Lee again led the league in punt average in 1969 with 45.3 yards per punt and was named to the 1969 All-Pro First team. The next season, Lee and the Colts won Super Bowl V over the Dallas Cowboys, with Lee punting four times for 166 yards. Lee had 63 punts on the season for 2,819 yards, a 44.7 yards per punt average. He was named to the 1970 All-Pro Second team. In 1971, Lee recorded his longest career punt of 76 yards in a 31–7 victory over the New York Giants at Yankee Stadium.

On November 11, 1973, Miami Dolphins cornerback Tim Foley blocked two of Lee's punts, returning both for touchdowns in a 44-0 win.
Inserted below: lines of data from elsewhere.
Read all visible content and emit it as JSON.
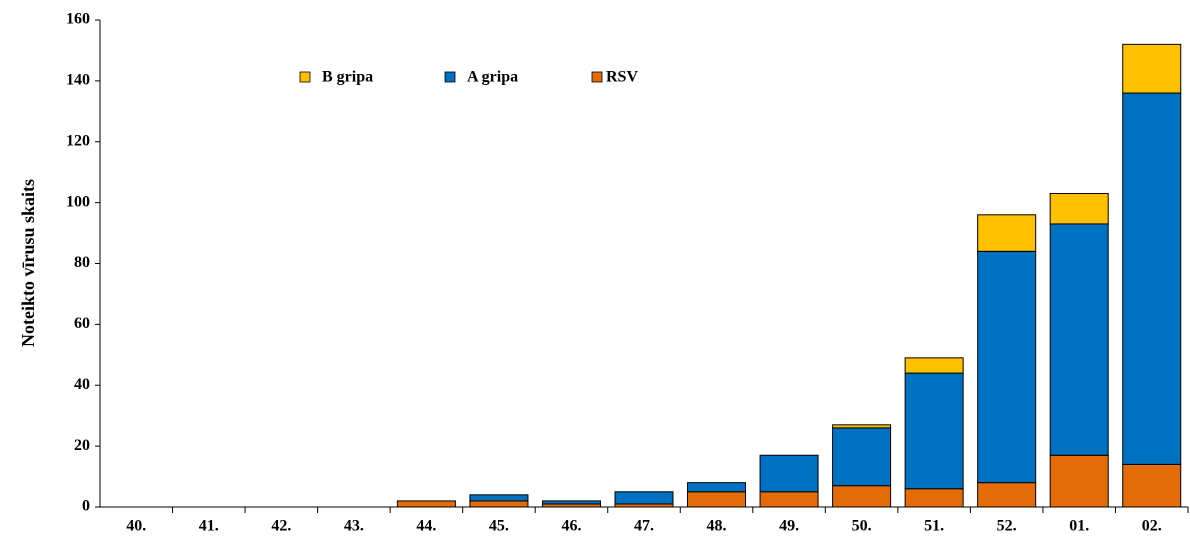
{
  "chart_data": {
    "type": "stacked_bar",
    "y_label": "Noteikto vīrusu skaits",
    "categories": [
      "40.",
      "41.",
      "42.",
      "43.",
      "44.",
      "45.",
      "46.",
      "47.",
      "48.",
      "49.",
      "50.",
      "51.",
      "52.",
      "01.",
      "02."
    ],
    "series": [
      {
        "name": "RSV",
        "color": "#e36c09",
        "values": [
          0,
          0,
          0,
          0,
          2,
          2,
          1,
          1,
          5,
          5,
          7,
          6,
          8,
          17,
          14
        ]
      },
      {
        "name": "A gripa",
        "color": "#0070c0",
        "values": [
          0,
          0,
          0,
          0,
          0,
          2,
          1,
          4,
          3,
          12,
          19,
          38,
          76,
          76,
          122
        ]
      },
      {
        "name": "B gripa",
        "color": "#ffc000",
        "values": [
          0,
          0,
          0,
          0,
          0,
          0,
          0,
          0,
          0,
          0,
          1,
          5,
          12,
          10,
          16
        ]
      }
    ],
    "ylim": [
      0,
      160
    ],
    "yticks": [
      0,
      20,
      40,
      60,
      80,
      100,
      120,
      140,
      160
    ],
    "legend": "top"
  }
}
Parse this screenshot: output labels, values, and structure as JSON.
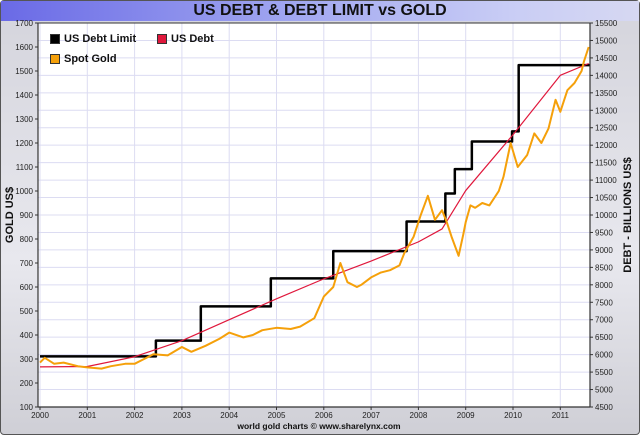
{
  "chart_data": {
    "type": "line",
    "title": "US DEBT & DEBT LIMIT vs GOLD",
    "ylabel_left": "GOLD US$",
    "ylabel_right": "DEBT - BILLIONS US$",
    "credit": "world gold charts © www.sharelynx.com",
    "xlim": [
      2000,
      2011.63
    ],
    "ylim_left": [
      100,
      1700
    ],
    "ylim_right": [
      4500,
      15500
    ],
    "x_ticks": [
      "2000",
      "2001",
      "2002",
      "2003",
      "2004",
      "2005",
      "2006",
      "2007",
      "2008",
      "2009",
      "2010",
      "2011"
    ],
    "y_ticks_left": [
      100,
      200,
      300,
      400,
      500,
      600,
      700,
      800,
      900,
      1000,
      1100,
      1200,
      1300,
      1400,
      1500,
      1600,
      1700
    ],
    "y_ticks_right": [
      4500,
      5000,
      5500,
      6000,
      6500,
      7000,
      7500,
      8000,
      8500,
      9000,
      9500,
      10000,
      10500,
      11000,
      11500,
      12000,
      12500,
      13000,
      13500,
      14000,
      14500,
      15000,
      15500
    ],
    "grid": true,
    "legend_position": "top-left",
    "series": [
      {
        "name": "US Debt Limit",
        "axis": "right",
        "color": "#000000",
        "step": true,
        "x": [
          2000,
          2002.45,
          2003.4,
          2004.88,
          2006.2,
          2007.75,
          2008.57,
          2008.77,
          2009.13,
          2009.98,
          2010.12,
          2011.63
        ],
        "y": [
          5950,
          6400,
          7384,
          8184,
          8965,
          9815,
          10615,
          11315,
          12104,
          12394,
          14294,
          14294
        ]
      },
      {
        "name": "US Debt",
        "axis": "right",
        "color": "#e0183c",
        "x": [
          2000,
          2001,
          2002,
          2003,
          2004,
          2005,
          2006,
          2007,
          2008,
          2008.5,
          2009,
          2010,
          2011,
          2011.6
        ],
        "y": [
          5650,
          5660,
          5940,
          6400,
          7000,
          7600,
          8170,
          8680,
          9230,
          9600,
          10700,
          12300,
          14000,
          14340
        ]
      },
      {
        "name": "Spot Gold",
        "axis": "left",
        "color": "#f5a00a",
        "x": [
          2000,
          2000.1,
          2000.3,
          2000.5,
          2000.8,
          2001,
          2001.3,
          2001.5,
          2001.8,
          2002,
          2002.2,
          2002.4,
          2002.7,
          2003,
          2003.2,
          2003.5,
          2003.8,
          2004,
          2004.3,
          2004.5,
          2004.7,
          2005,
          2005.3,
          2005.5,
          2005.8,
          2006,
          2006.2,
          2006.35,
          2006.5,
          2006.7,
          2006.8,
          2007,
          2007.2,
          2007.4,
          2007.6,
          2007.7,
          2007.9,
          2008.05,
          2008.2,
          2008.35,
          2008.5,
          2008.6,
          2008.7,
          2008.85,
          2008.95,
          2009.0,
          2009.1,
          2009.2,
          2009.35,
          2009.5,
          2009.7,
          2009.8,
          2009.95,
          2010.1,
          2010.3,
          2010.45,
          2010.6,
          2010.75,
          2010.9,
          2011.0,
          2011.15,
          2011.3,
          2011.45,
          2011.5,
          2011.6
        ],
        "y": [
          285,
          305,
          280,
          285,
          270,
          265,
          260,
          270,
          280,
          280,
          300,
          320,
          315,
          350,
          330,
          355,
          385,
          410,
          390,
          400,
          420,
          430,
          425,
          435,
          470,
          560,
          600,
          700,
          620,
          600,
          610,
          640,
          660,
          670,
          690,
          740,
          810,
          900,
          980,
          880,
          920,
          870,
          810,
          730,
          820,
          870,
          940,
          930,
          950,
          940,
          1000,
          1060,
          1200,
          1100,
          1150,
          1240,
          1200,
          1260,
          1380,
          1330,
          1420,
          1450,
          1500,
          1540,
          1600
        ]
      }
    ]
  }
}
Foley remains the only NFL player in history to achieve this feat.

Lee retired after the 1978 season. Overall, in 184 NFL games, Lee averaged 40.6 yards per punt. His 184 games, 838 punts, and 34,019 still rank as the second overall in Colts history.

==Personal life and death==
Lee married his high school sweetheart, Sandra, and the couple had two children. After retiring from football, Lee moved to Bossier City, Louisiana, and worked at a General Motors facility as an executive.

Lee died at the age of 82 on May 11, 2026, in Jasper, Georgia, where he had relocated in 2021 to be near family members.